La voiture choisie pour illustrer ce propos est une Porsche GT3 Cup 2007, au départ une voiture Grand Tourisme transformée en une battante de haute volée par l'usine Porsche. C'est au volant d'un modèle de cette cuvée que je me suis remis à jour et constaté la différence entre la Porsche 911 de mon temps et celle d'aujourd'hui.

Copie conforme d'une 911 de série à l'extérieur, la GT3 montre un tout autre visage à l'intérieur. Pas de cuir, de vinyle, de tissu, d'aluminium ou de décoration quelconque. Et aucuns accessoires tels la climatisation ou la chaîne audio. Le poste de travail d'un pilote de GT3 est austère, dépouillé et ne fait aucun effort pour flatter le regard. Dégarnie de toute insonorisation, la voiture fait abstraction de tout ce que l'on juge être des kilos inutiles.

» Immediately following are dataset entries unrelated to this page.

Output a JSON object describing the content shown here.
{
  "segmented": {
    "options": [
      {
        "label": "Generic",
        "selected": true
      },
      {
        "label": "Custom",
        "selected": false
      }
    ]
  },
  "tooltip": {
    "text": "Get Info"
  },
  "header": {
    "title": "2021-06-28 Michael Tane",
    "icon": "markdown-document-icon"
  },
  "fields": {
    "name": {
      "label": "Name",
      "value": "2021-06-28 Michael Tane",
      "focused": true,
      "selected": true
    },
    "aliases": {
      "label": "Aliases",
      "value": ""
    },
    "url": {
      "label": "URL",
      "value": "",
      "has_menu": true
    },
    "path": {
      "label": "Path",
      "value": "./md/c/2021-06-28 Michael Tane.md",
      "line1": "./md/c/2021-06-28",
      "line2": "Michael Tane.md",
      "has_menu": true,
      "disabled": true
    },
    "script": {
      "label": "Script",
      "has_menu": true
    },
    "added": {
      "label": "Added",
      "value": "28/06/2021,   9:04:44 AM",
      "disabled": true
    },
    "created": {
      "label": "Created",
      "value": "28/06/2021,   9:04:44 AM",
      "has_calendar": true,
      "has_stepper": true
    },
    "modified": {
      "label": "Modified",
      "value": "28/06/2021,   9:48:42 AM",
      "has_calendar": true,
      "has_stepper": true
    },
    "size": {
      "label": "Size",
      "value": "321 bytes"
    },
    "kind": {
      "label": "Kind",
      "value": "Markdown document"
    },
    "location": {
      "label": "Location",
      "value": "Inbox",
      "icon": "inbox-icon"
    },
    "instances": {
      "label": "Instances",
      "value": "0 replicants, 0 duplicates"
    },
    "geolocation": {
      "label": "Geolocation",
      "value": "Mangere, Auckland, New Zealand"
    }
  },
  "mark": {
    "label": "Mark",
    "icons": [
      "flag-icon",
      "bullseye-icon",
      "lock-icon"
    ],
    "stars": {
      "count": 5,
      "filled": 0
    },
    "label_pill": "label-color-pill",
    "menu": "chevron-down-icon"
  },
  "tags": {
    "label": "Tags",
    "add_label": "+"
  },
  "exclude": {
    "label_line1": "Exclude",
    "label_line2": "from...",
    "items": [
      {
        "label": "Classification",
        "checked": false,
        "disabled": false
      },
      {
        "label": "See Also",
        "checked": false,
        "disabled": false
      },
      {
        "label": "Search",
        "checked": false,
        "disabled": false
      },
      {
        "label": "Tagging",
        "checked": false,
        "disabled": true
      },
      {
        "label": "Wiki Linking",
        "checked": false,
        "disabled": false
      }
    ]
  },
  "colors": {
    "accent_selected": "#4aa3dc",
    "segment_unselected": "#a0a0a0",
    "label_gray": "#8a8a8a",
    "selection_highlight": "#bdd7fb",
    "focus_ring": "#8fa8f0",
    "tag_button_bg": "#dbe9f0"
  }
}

La couleur blanche de la carrosserie est visible partout dans un intérieur bardé de tuyaux qui s'entrecroisent pour former ce que l'on appelle dans le jargon de la course, le «roll cage». Sur le plancher, à droite du pilote, un immense extincteur vous rappelle que le feu demeure toujours l'ennemi le plus redouté en course automobile. Le tableau de bord ressemble davantage à une «planche» de bord où s'aligne une vingtaine de basculeurs et de boutons dont trois servent à la mise en route du moteur. L'un restaure le système électrique, le second active l'allumage et il ne suffit plus qu'à appuyer sur le bouton «Start» pour que le tonnerre se mette à gronder à l'arrière.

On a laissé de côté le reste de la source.